Nous quittons maintenant l’Amérique, terre classique de la famille appariée. Aucun indice ne permet de conclure qu’une forme de famille plus élevée s’y soit développée ; que jamais, avant la découverte et la conquête, la monogamie y ait existé nulle part solidement. Il en va tout autrement dans le Vieux Monde.

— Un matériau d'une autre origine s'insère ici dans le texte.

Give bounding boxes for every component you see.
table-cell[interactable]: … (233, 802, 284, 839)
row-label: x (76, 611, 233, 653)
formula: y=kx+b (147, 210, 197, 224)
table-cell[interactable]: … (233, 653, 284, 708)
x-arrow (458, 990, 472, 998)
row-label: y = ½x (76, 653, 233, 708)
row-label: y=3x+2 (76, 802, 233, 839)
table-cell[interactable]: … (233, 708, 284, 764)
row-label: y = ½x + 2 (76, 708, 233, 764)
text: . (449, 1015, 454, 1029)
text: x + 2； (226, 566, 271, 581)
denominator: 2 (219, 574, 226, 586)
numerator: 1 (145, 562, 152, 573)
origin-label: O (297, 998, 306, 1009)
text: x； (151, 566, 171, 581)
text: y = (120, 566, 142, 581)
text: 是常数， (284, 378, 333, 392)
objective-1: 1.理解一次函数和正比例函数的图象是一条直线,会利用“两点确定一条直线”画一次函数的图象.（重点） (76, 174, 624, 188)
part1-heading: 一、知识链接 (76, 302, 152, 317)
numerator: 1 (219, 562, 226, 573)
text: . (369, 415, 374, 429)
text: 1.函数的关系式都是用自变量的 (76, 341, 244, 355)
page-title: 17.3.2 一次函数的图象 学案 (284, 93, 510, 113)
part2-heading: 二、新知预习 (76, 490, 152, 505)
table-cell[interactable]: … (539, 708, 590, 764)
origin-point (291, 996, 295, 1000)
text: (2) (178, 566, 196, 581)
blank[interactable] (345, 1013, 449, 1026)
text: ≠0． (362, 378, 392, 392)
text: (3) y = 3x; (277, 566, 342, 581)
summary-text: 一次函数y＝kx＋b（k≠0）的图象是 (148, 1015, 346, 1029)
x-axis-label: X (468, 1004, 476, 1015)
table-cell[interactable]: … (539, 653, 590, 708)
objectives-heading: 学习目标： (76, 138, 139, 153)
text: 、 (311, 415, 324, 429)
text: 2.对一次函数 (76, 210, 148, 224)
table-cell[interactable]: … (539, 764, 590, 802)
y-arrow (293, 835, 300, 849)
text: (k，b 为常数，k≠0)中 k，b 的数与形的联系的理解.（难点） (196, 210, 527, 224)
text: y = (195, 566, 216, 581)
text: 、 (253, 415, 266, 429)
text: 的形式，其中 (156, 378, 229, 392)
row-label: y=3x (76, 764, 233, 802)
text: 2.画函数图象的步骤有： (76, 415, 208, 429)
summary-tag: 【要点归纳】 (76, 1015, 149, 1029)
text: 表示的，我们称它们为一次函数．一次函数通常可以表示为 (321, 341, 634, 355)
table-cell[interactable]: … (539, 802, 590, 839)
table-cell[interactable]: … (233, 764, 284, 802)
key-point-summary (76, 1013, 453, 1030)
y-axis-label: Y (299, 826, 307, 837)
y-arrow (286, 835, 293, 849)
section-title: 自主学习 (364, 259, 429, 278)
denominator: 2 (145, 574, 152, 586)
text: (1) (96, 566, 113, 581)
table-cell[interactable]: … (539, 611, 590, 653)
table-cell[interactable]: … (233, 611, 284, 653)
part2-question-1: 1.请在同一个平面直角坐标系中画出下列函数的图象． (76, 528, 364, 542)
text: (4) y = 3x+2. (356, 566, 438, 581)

Ici, la domestication des animaux et l’élevage des troupeaux avaient développé une source de richesse insoupçonnée jusque-là et créé des rapports sociaux tout à fait nouveaux. jusqu’au stade inférieur de la barbarie, la richesse fixe avait consisté presque uniquement dans la maison, les vêtements, de grossiers bijoux et les instruments nécessaires à l’acquisi­tion et à la préparation de la nourriture : barque, armes, ustensiles de ménage des plus rudi­men­taires. Quant à la nourriture, il fallait chaque jour la conquérir à nouveau. Désormais, les peuples pasteurs gagnaient du terrain : les Aryens, dans le Pendjab et la vallée du Gange aux Indes, aussi bien que dans les steppes encore plus abondamment arrosées de l’Oxus et de l’Iaxarte, les Sémites, sur les rives de l’Euphrate et du Tigre ; avec leurs troupeaux de che­vaux, de chameaux, d’ânes, de bœufs, de moutons, de chèvres et de porcs, ils avaient acquis une propriété qui ne demandait qu’une surveillance et les soins les plus élémentaires pour se reproduire en nombre toujours croissant et pour fournir la nourriture la plus abondante en lait et en viande. Tous les moyens antérieurs pour se procurer des aliments passèrent à l’arrière-plan ; la chasse, cessant d’être une nécessité, devint alors un luxe.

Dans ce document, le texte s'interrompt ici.